Have anybody converted exome bam files to .tdf files for visualization in IGV?
2
1
Entering edit mode
8.6 years ago
ivivek_ngs ★ 5.2k

Dear All,

I am trying to view my exome bam files in IGV, it seems the bam files are too huge (20 GB) each so this is a big constraint to get them viewed in IGV. I got to know that for visualization of large datasets it is useful to convert them to count format or preferably to .tdf format. I have seen the documents and it says this is usually used in case of RNA-Seq and CHIP-Seq. Now the want to use it for exome-seq as well.
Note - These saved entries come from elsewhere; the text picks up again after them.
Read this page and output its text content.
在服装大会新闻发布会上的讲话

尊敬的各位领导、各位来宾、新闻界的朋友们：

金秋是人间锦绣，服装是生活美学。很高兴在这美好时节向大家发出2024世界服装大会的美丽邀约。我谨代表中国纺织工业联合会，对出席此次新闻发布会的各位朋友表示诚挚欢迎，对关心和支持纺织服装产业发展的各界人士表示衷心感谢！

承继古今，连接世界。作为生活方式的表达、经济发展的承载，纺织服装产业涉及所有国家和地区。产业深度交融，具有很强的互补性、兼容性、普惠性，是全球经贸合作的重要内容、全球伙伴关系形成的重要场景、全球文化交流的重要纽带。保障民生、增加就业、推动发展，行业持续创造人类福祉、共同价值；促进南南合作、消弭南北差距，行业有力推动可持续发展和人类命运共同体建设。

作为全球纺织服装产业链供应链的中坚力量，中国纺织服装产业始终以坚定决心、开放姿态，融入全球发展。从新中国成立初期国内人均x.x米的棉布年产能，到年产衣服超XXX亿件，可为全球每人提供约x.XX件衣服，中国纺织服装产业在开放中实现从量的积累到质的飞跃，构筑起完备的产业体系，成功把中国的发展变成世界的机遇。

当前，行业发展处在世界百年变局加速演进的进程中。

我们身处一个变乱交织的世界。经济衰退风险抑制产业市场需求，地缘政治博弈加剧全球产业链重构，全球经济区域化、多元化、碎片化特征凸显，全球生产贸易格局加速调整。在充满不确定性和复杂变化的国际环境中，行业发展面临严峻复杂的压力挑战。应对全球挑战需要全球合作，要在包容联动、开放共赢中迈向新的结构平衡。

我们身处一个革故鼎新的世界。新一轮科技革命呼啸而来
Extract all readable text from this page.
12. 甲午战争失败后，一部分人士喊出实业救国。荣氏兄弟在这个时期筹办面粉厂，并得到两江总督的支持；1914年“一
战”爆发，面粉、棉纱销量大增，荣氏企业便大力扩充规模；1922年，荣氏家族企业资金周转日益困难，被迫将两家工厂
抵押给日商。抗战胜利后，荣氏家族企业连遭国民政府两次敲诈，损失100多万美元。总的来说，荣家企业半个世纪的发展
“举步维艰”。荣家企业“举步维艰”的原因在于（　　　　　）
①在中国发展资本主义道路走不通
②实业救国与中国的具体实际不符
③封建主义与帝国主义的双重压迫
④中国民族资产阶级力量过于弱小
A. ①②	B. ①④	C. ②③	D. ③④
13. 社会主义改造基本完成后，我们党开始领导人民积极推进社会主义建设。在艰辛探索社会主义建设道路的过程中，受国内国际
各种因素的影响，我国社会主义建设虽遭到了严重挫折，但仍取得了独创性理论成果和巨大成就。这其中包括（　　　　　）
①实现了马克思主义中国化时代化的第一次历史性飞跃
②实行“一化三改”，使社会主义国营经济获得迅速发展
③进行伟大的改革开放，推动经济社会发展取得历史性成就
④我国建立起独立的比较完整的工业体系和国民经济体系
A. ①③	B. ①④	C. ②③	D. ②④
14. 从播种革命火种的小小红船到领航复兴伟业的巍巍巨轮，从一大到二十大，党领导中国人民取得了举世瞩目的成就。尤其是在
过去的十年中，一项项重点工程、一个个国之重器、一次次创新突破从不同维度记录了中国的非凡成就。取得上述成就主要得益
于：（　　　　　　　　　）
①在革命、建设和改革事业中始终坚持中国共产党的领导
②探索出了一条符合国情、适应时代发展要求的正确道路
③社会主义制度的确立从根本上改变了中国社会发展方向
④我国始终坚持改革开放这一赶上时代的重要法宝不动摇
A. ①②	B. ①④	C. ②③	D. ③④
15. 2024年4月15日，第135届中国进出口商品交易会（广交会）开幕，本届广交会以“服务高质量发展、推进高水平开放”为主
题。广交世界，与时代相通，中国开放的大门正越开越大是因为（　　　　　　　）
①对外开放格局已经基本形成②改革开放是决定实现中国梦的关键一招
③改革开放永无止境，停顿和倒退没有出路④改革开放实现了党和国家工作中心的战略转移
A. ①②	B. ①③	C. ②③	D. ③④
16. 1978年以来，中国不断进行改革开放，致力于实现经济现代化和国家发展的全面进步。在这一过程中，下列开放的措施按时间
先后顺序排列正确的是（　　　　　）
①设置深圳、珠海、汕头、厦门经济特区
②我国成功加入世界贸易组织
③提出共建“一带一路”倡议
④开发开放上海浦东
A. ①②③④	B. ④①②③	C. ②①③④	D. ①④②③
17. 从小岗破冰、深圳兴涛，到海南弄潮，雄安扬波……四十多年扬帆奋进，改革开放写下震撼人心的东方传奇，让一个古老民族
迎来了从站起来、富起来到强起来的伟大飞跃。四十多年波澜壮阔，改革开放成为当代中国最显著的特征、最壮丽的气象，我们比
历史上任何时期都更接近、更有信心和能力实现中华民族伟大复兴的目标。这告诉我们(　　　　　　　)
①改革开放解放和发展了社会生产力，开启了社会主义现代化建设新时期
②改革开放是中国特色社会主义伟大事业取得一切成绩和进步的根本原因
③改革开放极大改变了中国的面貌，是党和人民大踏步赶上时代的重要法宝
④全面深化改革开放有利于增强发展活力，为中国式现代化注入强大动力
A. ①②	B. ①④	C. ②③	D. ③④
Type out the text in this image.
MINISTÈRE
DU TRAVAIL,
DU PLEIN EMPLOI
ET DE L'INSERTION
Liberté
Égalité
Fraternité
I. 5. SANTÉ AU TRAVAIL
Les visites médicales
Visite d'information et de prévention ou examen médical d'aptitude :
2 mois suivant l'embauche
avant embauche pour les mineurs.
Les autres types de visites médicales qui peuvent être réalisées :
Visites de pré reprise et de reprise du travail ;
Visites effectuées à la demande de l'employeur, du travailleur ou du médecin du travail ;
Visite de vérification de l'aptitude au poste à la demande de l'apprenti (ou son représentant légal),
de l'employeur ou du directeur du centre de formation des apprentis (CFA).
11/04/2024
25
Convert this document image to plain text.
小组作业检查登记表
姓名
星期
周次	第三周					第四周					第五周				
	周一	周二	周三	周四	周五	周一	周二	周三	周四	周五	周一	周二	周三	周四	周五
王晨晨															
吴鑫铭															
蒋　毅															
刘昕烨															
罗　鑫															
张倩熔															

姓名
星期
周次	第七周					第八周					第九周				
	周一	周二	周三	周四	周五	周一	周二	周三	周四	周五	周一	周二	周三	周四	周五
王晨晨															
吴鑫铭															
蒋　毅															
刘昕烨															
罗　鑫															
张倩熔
My data is paired end and with 100bp reads. The coverage is 70X for the samples. How to change the -e parameter for generating the .tdf file for my samples

igvtools count -z 5 -w 25 -e 250 input.bam out.bam.tdf hg19


Can anyone give me suggestions?

sequencing alignment next-gen SNP • 6.8k views
0
Entering edit mode

Have you tried just sorting and indexing? There's usually no need to make a tdf file.

1
Entering edit mode
5.6 years ago
predeus ★ 1.8k

Basically -e adds extra coverage to your reads, which is annoying and can be misleading. If the sequencing is paired-end, you'll see both reads, so there's no real reason to extend the coverage past what's actually seen in the reads.

I would say just set it to 0 for all applications.

Go ahead and make three TDF files, with -e of 0, 100, and 200, you'll see what I'm talking about.

What's more important/tricky is marking duplicates before you make the TDF. You should mark them (with Picard MarkDuplicates, not samtools) for WES, WGS, and ChIP-seq, and should NOT mark them for RNA-seq and amplicon sequencing.

0
Entering edit mode
8.6 years ago
Martombo ★ 3.0k

In the manual, it states that the -e option should be set to the average fragment length of the library minus the average read length.

0
Entering edit mode

Yes I already did that, but usually it is used for RNA-Seq and ChIP-Seq studies and I did not find anything on exome seq studies. I am currently using the same command listed as I know my fragment length is 100 bp and assuming my library avg. fragment length around 350 , since for illumina hi seq usually the library is between 250-500 bp. lets see what the results come up. Thanks.

0
Entering edit mode

You can probably tune this parameter to have a different resolution for the counts. if you want to have a higher resolution you can decrease the value, though increasing the file size.